Sabah, eşinizin özenle hazırladığı kahvaltı sofrasının farkındaysanız, teşekkür dökülür dudaklarınızdan. Merhamet abidesi annenizin, çoğu zaman abarttığını düşündüğünüz endişelenmesinin farkındaysanız ona olan sevginizin coştuğunu hissedersiniz. 

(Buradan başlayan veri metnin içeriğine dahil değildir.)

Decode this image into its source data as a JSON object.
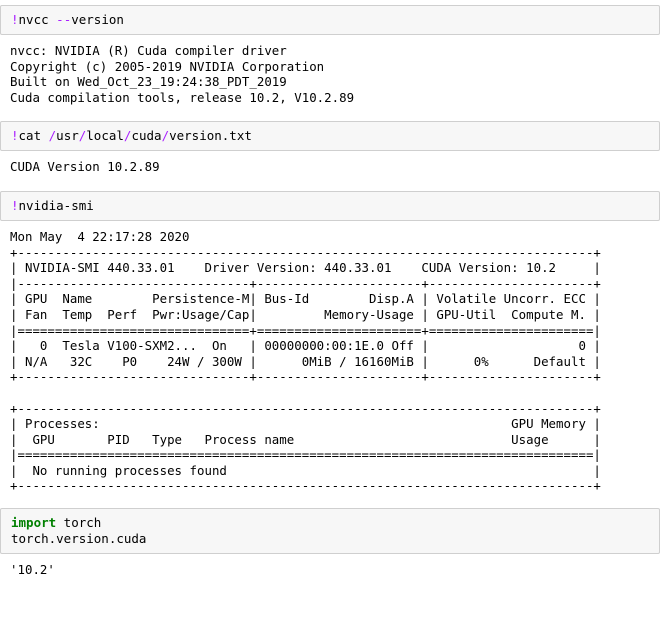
{
  "notebook": {
    "cells": [
      {
        "type": "code",
        "name": "nvcc-version-cell",
        "source_prefix": "!",
        "source_cmd": "nvcc ",
        "source_flag": "--",
        "source_tail": "version",
        "full_source": "!nvcc --version",
        "output": [
          "nvcc: NVIDIA (R) Cuda compiler driver",
          "Copyright (c) 2005-2019 NVIDIA Corporation",
          "Built on Wed_Oct_23_19:24:38_PDT_2019",
          "Cuda compilation tools, release 10.2, V10.2.89"
        ]
      },
      {
        "type": "code",
        "name": "cat-version-cell",
        "full_source": "!cat /usr/local/cuda/version.txt",
        "output": [
          "CUDA Version 10.2.89"
        ]
      },
      {
        "type": "code",
        "name": "nvidia-smi-cell",
        "full_source": "!nvidia-smi",
        "output": [
          "Mon May  4 22:17:28 2020       ",
          "+-----------------------------------------------------------------------------+",
          "| NVIDIA-SMI 440.33.01    Driver Version: 440.33.01    CUDA Version: 10.2     |",
          "|-------------------------------+----------------------+----------------------+",
          "| GPU  Name        Persistence-M| Bus-Id        Disp.A | Volatile Uncorr. ECC |",
          "| Fan  Temp  Perf  Pwr:Usage/Cap|         Memory-Usage | GPU-Util  Compute M. |",
          "|===============================+======================+======================|",
          "|   0  Tesla V100-SXM2...  On   | 00000000:00:1E.0 Off |                    0 |",
          "| N/A   32C    P0    24W / 300W |      0MiB / 16160MiB |      0%      Default |",
          "+-------------------------------+----------------------+----------------------+",
          "                                                                               ",
          "+-----------------------------------------------------------------------------+",
          "| Processes:                                                       GPU Memory |",
          "|  GPU       PID   Type   Process name                             Usage      |",
          "|=============================================================================|",
          "|  No running processes found                                                 |",
          "+-----------------------------------------------------------------------------+"
        ]
      },
      {
        "type": "code",
        "name": "torch-version-cell",
        "source_keyword": "import",
        "source_rest": " torch",
        "source_line2": "torch.version.cuda",
        "output": [
          "'10.2'"
        ]
      }
    ]
  },
  "colors": {
    "operator_purple": "#aa22ff",
    "keyword_green": "#008000",
    "cell_background": "#f7f7f7",
    "cell_border": "#cfcfcf",
    "text": "#000000",
    "page_background": "#ffffff"
  },
  "gpu_info": {
    "nvidia_smi_version": "440.33.01",
    "driver_version": "440.33.01",
    "cuda_version": "10.2",
    "timestamp": "Mon May  4 22:17:28 2020",
    "gpu_index": "0",
    "gpu_name": "Tesla V100-SXM2...",
    "persistence_mode": "On",
    "bus_id": "00000000:00:1E.0",
    "disp_a": "Off",
    "uncorr_ecc": "0",
    "fan": "N/A",
    "temp": "32C",
    "perf": "P0",
    "power_usage": "24W",
    "power_cap": "300W",
    "memory_used": "0MiB",
    "memory_total": "16160MiB",
    "gpu_util": "0%",
    "compute_mode": "Default",
    "processes": "No running processes found"
  },
  "cuda_toolkit": {
    "nvcc_driver_line": "nvcc: NVIDIA (R) Cuda compiler driver",
    "copyright": "Copyright (c) 2005-2019 NVIDIA Corporation",
    "build_date": "Built on Wed_Oct_23_19:24:38_PDT_2019",
    "release": "Cuda compilation tools, release 10.2, V10.2.89",
    "version_txt": "CUDA Version 10.2.89",
    "torch_cuda": "'10.2'"
  }
}
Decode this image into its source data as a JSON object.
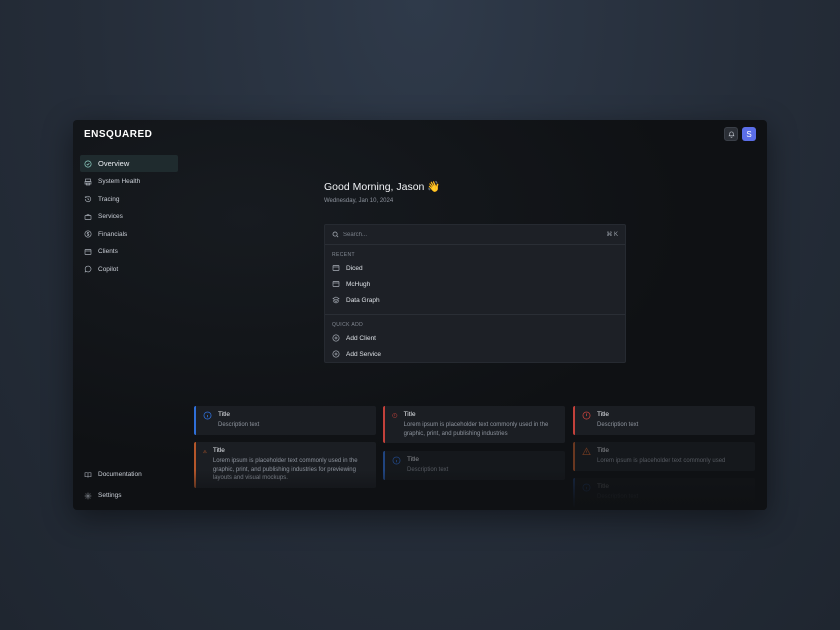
{
  "app": {
    "logo": "ENSQUARED",
    "avatar_initial": "S"
  },
  "sidebar": {
    "items": [
      {
        "label": "Overview",
        "icon": "dashboard-icon",
        "active": true
      },
      {
        "label": "System Health",
        "icon": "printer-icon"
      },
      {
        "label": "Tracing",
        "icon": "history-icon"
      },
      {
        "label": "Services",
        "icon": "briefcase-icon"
      },
      {
        "label": "Financials",
        "icon": "dollar-icon"
      },
      {
        "label": "Clients",
        "icon": "window-icon"
      },
      {
        "label": "Copilot",
        "icon": "chat-icon"
      }
    ],
    "bottom": [
      {
        "label": "Documentation",
        "icon": "book-icon"
      },
      {
        "label": "Settings",
        "icon": "gear-icon"
      }
    ]
  },
  "main": {
    "greeting": "Good Morning, Jason 👋",
    "date": "Wednesday, Jan 10, 2024"
  },
  "search": {
    "placeholder": "Search...",
    "shortcut": "⌘ K",
    "recent_label": "RECENT",
    "recent": [
      {
        "label": "Diced",
        "icon": "window-icon"
      },
      {
        "label": "McHugh",
        "icon": "window-icon"
      },
      {
        "label": "Data Graph",
        "icon": "layers-icon"
      }
    ],
    "quick_add_label": "QUICK ADD",
    "quick_add": [
      {
        "label": "Add Client",
        "icon": "plus-circle-icon"
      },
      {
        "label": "Add Service",
        "icon": "plus-circle-icon"
      }
    ]
  },
  "cards": [
    {
      "title": "Title",
      "desc": "Description text",
      "color": "#2f6fd8",
      "icon": "info-icon"
    },
    {
      "title": "Title",
      "desc": "Lorem ipsum is placeholder text commonly used in the graphic, print, and publishing industries",
      "color": "#c2413b",
      "icon": "info-icon"
    },
    {
      "title": "Title",
      "desc": "Description text",
      "color": "#c2413b",
      "icon": "info-icon"
    },
    {
      "title": "Title",
      "desc": "Lorem ipsum is placeholder text commonly used in the graphic, print, and publishing industries for previewing layouts and visual mockups.",
      "color": "#b4562a",
      "icon": "warning-icon"
    },
    {
      "title": "Title",
      "desc": "Description text",
      "color": "#2f6fd8",
      "icon": "info-icon"
    },
    {
      "title": "Title",
      "desc": "Lorem ipsum is placeholder text commonly used",
      "color": "#b4562a",
      "icon": "warning-icon"
    },
    {
      "title": "Title",
      "desc": "Description text",
      "color": "#2f6fd8",
      "icon": "info-icon"
    }
  ],
  "colors": {
    "accent": "#5b6ee8",
    "info": "#2f6fd8",
    "error": "#c2413b",
    "warning": "#b4562a",
    "active_nav_bg": "#1f2b2e"
  }
}
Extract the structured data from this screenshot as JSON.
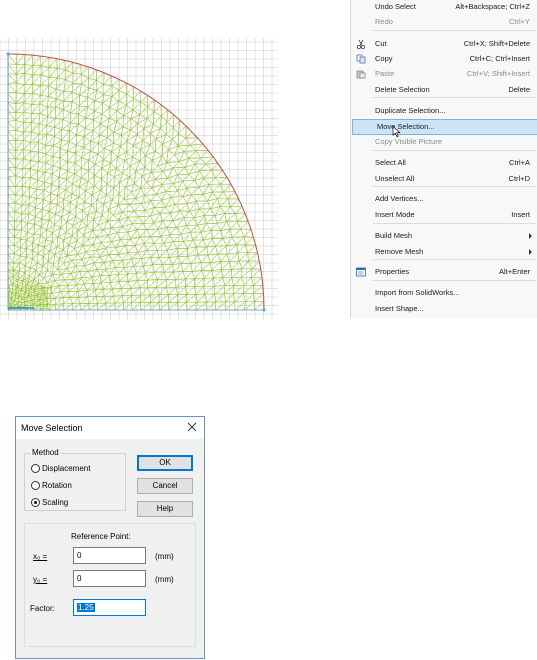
{
  "context_menu": {
    "items": [
      {
        "label": "Undo Select",
        "shortcut": "Alt+Backspace; Ctrl+Z",
        "disabled": false
      },
      {
        "label": "Redo",
        "shortcut": "Ctrl+Y",
        "disabled": true
      },
      {
        "label": "Cut",
        "shortcut": "Ctrl+X; Shift+Delete",
        "icon": "scissors-icon"
      },
      {
        "label": "Copy",
        "shortcut": "Ctrl+C; Ctrl+Insert",
        "icon": "copy-icon"
      },
      {
        "label": "Paste",
        "shortcut": "Ctrl+V; Shift+Insert",
        "disabled": true,
        "icon": "paste-icon"
      },
      {
        "label": "Delete Selection",
        "shortcut": "Delete"
      },
      {
        "label": "Duplicate Selection..."
      },
      {
        "label": "Move Selection...",
        "highlighted": true
      },
      {
        "label": "Copy Visible Picture",
        "disabled": true
      },
      {
        "label": "Select All",
        "shortcut": "Ctrl+A"
      },
      {
        "label": "Unselect All",
        "shortcut": "Ctrl+D"
      },
      {
        "label": "Add Vertices..."
      },
      {
        "label": "Insert Mode",
        "shortcut": "Insert"
      },
      {
        "label": "Build Mesh",
        "submenu": true
      },
      {
        "label": "Remove Mesh",
        "submenu": true
      },
      {
        "label": "Properties",
        "shortcut": "Alt+Enter",
        "icon": "properties-icon"
      },
      {
        "label": "Import from SolidWorks..."
      },
      {
        "label": "Insert Shape..."
      }
    ]
  },
  "dialog": {
    "title": "Move Selection",
    "method_label": "Method",
    "methods": [
      {
        "label": "Displacement",
        "checked": false
      },
      {
        "label": "Rotation",
        "checked": false
      },
      {
        "label": "Scaling",
        "checked": true
      }
    ],
    "ok_label": "OK",
    "cancel_label": "Cancel",
    "help_label": "Help",
    "reference_label": "Reference Point:",
    "x0_label": "x₀ =",
    "y0_label": "y₀ =",
    "x0_value": "0",
    "y0_value": "0",
    "unit": "(mm)",
    "factor_label": "Factor:",
    "factor_value": "1.25"
  },
  "colors": {
    "mesh": "#8dc21f",
    "arc": "#c0504d",
    "grid": "#c8c8c8",
    "menu_highlight": "#cce4f7",
    "selection": "#0078d7"
  }
}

Yağmur yüklü bulutların, ölçüsüz tükettiğimiz suyun, mütemadiyen soluduğumuz havanın. Ayın, güneşin, yıldızların farkına varmak. Direksiz duran göğün, suda batmayan gemilerin, neredeyse gözleri alacak şimşeğin. Babaannemin Sarı Kız’ı ineğin, çift çift nebatın, bir şiir letafetinde kelebeğin farkına varmak. Her gün önünden geçtiğimiz nar ağacının, üzerimizde kanat çırpan kuşların, avuçları büzüşmüş yetimin... Hayatın, Kitab’ın. Farkında mısınız?